Il modo migliore per rimettere la corona al suo posto sarebbe seguire il Regerings-formen (strumento di governo) adottato nel 1974 dalla Svezia. Nel documento si dice chiaramente che le decisioni spettano al popolo, che le prende attraverso il parlamento. Questo si traduce in alcune regole chiare: è il presidente della camera, non il re o la regina, a raccomandare al parlamento il candidato alla guida del governo; prima di andare all’estero, il sovrano deve consultare il primo ministro; se il monarca si sottrae ai suoi doveri per un periodo di sei mesi il parlamento può concludere che abbia abdicato.Questo ridimensionamento dei poteri della corona non ha impedito al re di Svezia di essere una figura unificante. Incarnare la nazione è importante, ma non richiede privilegi premoderni, anzi: nei sistemi parlamentari i presidenti migliori sono quelli in grado di ergersi al di sopra delle fazioni politiche nei modi più creativi. Come ha fatto negli anni novanta la presidente irlandese Mary Robinson, che ha dato grande impulso al rispetto dei diritti umani. E poi – come dimostra il fatto che nessuno ricorda i nomi dei presidenti della Repubblica federale tedesca – è perfettamente possibile sbrigare le cerimonie di stato senza fasto o polemiche.
Il dibattito necessario
Da un punto di vista teorico, inoltre, l’ereditarietà della supremazia del monarca è un affronto a qualsiasi idea di parità tra i cittadini. Tutti i tentativi di aggiornare questo principio non fanno che smascherare l’arbitraria iniquità della regola di fondo: non può essere uno svantaggio nascere per secondi, nascere femmine o, peggio ancora, non venire al mondo nella famiglia reale.

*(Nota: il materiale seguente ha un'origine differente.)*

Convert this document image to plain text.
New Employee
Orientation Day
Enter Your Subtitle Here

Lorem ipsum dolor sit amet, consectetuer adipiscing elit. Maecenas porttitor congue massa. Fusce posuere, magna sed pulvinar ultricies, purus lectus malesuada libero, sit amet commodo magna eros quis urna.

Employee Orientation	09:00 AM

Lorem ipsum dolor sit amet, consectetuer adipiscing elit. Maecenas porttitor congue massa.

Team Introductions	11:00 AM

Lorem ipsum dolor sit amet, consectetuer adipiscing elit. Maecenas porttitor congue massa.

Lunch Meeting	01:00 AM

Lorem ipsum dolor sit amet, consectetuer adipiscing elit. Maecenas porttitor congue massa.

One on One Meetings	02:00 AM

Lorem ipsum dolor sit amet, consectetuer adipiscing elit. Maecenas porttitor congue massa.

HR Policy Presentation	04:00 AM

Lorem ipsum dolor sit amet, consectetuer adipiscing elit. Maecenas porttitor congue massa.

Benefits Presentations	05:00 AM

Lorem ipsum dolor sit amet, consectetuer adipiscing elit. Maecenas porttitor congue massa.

Le vecchie convinzioni sono dure a morire, ma il primo passo è semplicemente ammettere la separazione tra la persona e la carica di capo di stato. Non dovrebbe essere impossibile. Nei Paesi Bassi le ultime tre regine hanno abdicato attorno ai settant’anni di età. Negli ultimi anni abbiamo visto teste coronate abdicare in Belgio, in Spagna e in Giappone. Ma c’è di più: con le dimissioni di papa Benedetto XVI perfino il Vaticano – forse l’unica istituzione che può battere la monarchia britannica in fatto di tradizioni bizzarre – ha sperimentato una simile separazione tra la carica e l’individuo che la ricopre. Non ci sarebbe nulla di strano, quindi, se una sovrana ultranovantenne decidesse di appendere al chiodo la pesantissima corona di sant’Edoardo.
Tuttavia, una volta ammesso che si può scegliere quando la corona passa di mano, diventerà molto più difficile stabilire a chi debba passare. Il problema c’è già, se si pensa a tutte le congetture giornalistiche sulla possibilità che dopo Elisabetta II la corona vada direttamente a William, saltando il principe Carlo. Secondo un recente sondaggio della società Deltapoll, il 47 per cento dei britannici desidera che il prossimo sovrano sia William, mentre solo il 27 per cento sostiene Carlo. Inoltre, tra i più giovani è il principe Harry a riscuotere i maggiori consensi.
Nell’opinione pubblica simili idee sono già consolidate. E i consiglieri privati della corona, spesso politici in pensione, farebbero bene a tenerne conto nella prossima riunione del consiglio sull’accesso al trono (Accession council), che si riunisce nel palazzo di san Giacomo dopo la morte di un sovrano per proclamare il suo successore (cosa che è sempre avvenuta per acclamazione). Il laburista Tony Benn sognava di costringere i consiglieri a decidere per votazione, ma è morto nel 2014. Oggi la sua proposta dovrebbe essere avanzata da qualcun altro. Certo, una simile mossa non riuscirebbe a fermare il processo di successione. Ma almeno solleverebbe il problema e potrebbe avviare un dibattito necessario da troppo tempo.